Elle soutient que les moyens de la requérante ne sont pas fondés.
Mme H... B... a été admise au bénéfice de l'aide juridictionnelle totale par une décision du 30 octobre 2019.
Vu les autres pièces du dossier ;
Vu :
- la convention européenne de sauvegarde des droits de l'homme et des libertés fondamentales ;
- le code de l'entrée et du séjour des étrangers et du droit d'asile ;
- le code des relations entre le public et l'administration ;
- la loi n° 91-647 du 10 juillet 1991 ;
- le code de justice administrative ;
Le président de la formation de jugement ayant dispensé la rapporteure publique, sur sa proposition, de prononcer des conclusions à l'audience ;
Les parties ayant été régulièrement averties du jour de l'audience ;
Après avoir entendu au cours de l'audience publique le rapport de M. Pruvost, président ;
Considérant ce qui suit :
1. Mme H... B..., ressortissante angolaise née en 1988, est entrée irrégulièrement en France le 2 décembre 2016, selon ses déclarations. Le 23 février 2017, elle a formé une demande d'asile, laquelle a été rejetée par une décision de l'Office français de protection des réfugiés et apatrides du 27 juin 2018, confirmée par la Cour nationale du droit d'asile le 20 décembre 2018. Par un arrêté du 16 avril 2019, la préfète de la Nièvre a rejeté sa demande de titre de séjour, l'a obligée à quitter le territoire français dans un délai de trente jours et a fixé le pays de destination.
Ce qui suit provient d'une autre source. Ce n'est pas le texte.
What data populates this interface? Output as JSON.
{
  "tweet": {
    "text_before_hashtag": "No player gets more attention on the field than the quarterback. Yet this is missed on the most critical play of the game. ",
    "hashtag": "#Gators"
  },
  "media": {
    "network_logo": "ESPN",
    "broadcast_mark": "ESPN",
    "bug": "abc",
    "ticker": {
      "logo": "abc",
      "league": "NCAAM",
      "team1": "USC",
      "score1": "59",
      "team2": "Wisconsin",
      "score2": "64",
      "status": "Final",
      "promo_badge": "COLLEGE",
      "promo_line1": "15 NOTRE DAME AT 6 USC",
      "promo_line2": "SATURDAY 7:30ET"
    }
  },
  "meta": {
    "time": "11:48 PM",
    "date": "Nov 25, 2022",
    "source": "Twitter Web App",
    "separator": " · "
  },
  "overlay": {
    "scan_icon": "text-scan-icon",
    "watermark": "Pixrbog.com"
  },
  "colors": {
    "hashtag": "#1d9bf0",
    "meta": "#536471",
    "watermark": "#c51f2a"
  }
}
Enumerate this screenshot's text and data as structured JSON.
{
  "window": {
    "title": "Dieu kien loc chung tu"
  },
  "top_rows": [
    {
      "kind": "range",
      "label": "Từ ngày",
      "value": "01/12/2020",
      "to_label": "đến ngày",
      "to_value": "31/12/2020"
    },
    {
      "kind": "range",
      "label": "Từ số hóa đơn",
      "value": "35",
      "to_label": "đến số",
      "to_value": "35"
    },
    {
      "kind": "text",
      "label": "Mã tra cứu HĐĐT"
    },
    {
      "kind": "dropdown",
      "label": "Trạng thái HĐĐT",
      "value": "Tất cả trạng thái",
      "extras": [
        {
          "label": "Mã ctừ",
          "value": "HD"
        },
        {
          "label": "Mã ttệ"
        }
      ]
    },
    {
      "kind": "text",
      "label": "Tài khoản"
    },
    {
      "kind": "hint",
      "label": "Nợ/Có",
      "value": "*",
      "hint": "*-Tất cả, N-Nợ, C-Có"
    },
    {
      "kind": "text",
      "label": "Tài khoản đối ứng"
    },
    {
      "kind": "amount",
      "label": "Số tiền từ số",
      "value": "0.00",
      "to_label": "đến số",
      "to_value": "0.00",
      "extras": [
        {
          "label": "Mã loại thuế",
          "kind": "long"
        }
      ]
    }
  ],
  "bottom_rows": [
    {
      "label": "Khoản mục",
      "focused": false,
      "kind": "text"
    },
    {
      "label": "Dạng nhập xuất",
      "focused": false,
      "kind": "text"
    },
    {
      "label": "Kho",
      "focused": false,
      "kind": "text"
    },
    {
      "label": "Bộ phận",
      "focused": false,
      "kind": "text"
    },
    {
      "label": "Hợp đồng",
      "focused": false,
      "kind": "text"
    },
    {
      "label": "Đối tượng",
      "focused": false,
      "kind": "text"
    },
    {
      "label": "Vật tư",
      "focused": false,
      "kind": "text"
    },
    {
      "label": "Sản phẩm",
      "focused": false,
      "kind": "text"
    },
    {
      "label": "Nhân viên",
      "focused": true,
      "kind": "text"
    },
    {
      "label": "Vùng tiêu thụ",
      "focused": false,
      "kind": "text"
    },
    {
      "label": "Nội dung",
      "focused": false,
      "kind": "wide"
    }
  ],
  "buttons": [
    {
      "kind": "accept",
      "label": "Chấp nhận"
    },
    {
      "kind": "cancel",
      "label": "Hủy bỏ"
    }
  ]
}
Mme H... B... relève appel du jugement du 26 août 2019 par lequel le président du tribunal administratif de Dijon a rejeté sa demande tendant à l'annulation de cet arrêté.
Sur le refus d'admission au séjour :
2. Il ressort des termes mêmes de l'arrêté du 16 avril 2019, qu'après avoir constaté que Mme H... B... ne s'était pas vu reconnaître la qualité de réfugié, la préfète de la Nièvre a cependant examiné son droit au séjour, sur le fondement du 6° de l'article L. 313-11 du code de l'entrée et du séjour des étrangers et du droit d'asile et, après avoir estimé que l'intéressée ne pouvait prétendre à un titre de séjour en qualité de parent d'un enfant français compte tenu du caractère frauduleux de la reconnaissance de paternité de son fils E..., né en 2017, a rejeté sa demande de délivrance d'un titre de séjour dans l'article 1er du dispositif de l'arrêté en litige.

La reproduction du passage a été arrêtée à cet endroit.